Electrodiffusion simulation of a single EPSP for decreased diffusivity of negative ions. Simulations of single EPSPs (conductance \( {\mathrm{g}}^{+}\left(\mathrm{t}\right)=\frac{{\mathrm{g}}_0\exp \left(-\frac{\mathrm{t}}{\uptau_2}\right)}{1+\exp \left(-\frac{\mathrm{t}-\upmu}{\uptau_1}\right)} \), with maximal conductance g₀ = 5 nS, and dynamical parameters μ = 0.52 ms, τ₁ = 0.11 and τ₂ = 3.95 ms) in 4 different spine geometries. Diffusion coefficient D⁻ of negative ions ranges from 0.2 D⁺ to 1.0 D⁺, with D⁺fixed equal to D (see Table 1)
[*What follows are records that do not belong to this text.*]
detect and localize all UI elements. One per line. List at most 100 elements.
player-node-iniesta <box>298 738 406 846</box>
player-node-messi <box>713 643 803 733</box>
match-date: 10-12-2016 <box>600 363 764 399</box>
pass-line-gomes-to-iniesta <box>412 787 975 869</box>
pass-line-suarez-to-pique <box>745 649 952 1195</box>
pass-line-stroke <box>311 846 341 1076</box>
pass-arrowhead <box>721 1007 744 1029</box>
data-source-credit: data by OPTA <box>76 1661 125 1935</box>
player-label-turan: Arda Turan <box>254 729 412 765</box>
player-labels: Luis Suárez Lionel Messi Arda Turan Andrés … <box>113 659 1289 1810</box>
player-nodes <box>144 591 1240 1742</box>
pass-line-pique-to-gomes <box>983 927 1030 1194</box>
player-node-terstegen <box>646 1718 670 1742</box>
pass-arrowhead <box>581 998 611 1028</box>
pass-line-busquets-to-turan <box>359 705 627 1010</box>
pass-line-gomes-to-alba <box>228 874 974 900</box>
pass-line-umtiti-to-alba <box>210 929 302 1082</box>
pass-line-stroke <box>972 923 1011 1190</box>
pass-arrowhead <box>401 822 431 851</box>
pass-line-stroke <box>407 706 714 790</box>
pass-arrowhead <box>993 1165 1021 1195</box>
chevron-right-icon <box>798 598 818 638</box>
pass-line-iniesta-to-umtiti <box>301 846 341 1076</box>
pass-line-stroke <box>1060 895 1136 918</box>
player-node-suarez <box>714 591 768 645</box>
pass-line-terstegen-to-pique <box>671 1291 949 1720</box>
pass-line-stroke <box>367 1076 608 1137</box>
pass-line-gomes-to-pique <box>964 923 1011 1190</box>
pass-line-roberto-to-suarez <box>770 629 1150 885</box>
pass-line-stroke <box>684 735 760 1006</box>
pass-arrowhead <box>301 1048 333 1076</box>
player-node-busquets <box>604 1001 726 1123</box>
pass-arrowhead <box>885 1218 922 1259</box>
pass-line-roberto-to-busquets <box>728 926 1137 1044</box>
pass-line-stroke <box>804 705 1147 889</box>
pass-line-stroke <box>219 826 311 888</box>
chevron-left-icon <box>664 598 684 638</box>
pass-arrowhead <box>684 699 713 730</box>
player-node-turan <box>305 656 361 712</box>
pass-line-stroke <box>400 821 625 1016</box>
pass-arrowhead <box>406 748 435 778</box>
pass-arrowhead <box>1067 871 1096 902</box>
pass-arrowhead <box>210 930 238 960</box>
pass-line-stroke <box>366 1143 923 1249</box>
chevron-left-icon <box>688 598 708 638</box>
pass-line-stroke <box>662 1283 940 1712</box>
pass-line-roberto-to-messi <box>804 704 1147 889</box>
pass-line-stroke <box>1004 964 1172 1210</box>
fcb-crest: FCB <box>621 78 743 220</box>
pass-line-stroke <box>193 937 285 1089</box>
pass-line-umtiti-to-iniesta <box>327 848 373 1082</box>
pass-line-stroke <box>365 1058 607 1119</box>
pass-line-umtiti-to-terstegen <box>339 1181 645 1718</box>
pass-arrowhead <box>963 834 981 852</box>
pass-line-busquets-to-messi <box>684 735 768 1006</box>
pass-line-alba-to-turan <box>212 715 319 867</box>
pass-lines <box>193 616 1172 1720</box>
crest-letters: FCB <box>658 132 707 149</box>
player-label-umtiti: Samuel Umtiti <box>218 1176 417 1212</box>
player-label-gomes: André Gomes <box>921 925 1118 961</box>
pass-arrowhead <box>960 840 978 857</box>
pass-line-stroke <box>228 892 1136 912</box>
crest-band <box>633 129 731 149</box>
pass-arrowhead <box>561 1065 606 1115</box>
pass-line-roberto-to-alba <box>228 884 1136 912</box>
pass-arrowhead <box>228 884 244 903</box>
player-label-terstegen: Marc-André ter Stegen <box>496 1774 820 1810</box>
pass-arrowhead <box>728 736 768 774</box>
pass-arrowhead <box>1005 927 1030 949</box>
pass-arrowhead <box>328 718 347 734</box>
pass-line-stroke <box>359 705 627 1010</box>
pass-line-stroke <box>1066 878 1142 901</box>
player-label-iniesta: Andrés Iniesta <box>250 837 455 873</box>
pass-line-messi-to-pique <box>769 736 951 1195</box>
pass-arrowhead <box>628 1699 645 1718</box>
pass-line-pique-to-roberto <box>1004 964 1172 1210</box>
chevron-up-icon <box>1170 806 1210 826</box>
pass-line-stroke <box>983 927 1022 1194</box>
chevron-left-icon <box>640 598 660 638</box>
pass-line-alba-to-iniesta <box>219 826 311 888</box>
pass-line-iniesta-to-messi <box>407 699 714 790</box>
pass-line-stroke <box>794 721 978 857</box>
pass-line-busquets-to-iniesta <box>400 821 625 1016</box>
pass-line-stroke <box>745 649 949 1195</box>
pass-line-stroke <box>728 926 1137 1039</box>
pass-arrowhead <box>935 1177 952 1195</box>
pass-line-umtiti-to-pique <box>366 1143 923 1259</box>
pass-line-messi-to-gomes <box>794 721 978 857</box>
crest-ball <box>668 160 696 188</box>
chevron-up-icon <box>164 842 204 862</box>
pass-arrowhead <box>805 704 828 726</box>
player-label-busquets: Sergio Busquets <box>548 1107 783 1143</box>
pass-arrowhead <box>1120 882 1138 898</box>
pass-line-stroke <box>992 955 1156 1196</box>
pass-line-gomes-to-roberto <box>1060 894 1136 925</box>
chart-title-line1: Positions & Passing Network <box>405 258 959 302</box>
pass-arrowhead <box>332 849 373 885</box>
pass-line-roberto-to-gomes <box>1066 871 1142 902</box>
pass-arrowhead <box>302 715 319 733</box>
To finish, we speculate that part of the reason that spine neck resistance measurements have been at odds with each other could be due to the fact that changes in ion concentration in the spine dynamically alters its resistance, an effect which critically depends on the morphology which varies in different spine. Therefore, in addition to the voltage dynamics in the spine head, the net current through the neck could be influenced by the net ion concentration inside the spine nanodomain, and care must be taken to measure those in order to properly interpret the electrical function of spines. The potential effect of ionic concentration on spine electrical properties is something which is not of purely academic interest, as the extent to which spines implement electrical compartments and shape the dynamics and amplitudes of EPSPs is of fundamental importance to neuroscience, because they serve to mediate most excitatory transmission in the vertebrate central nervous system.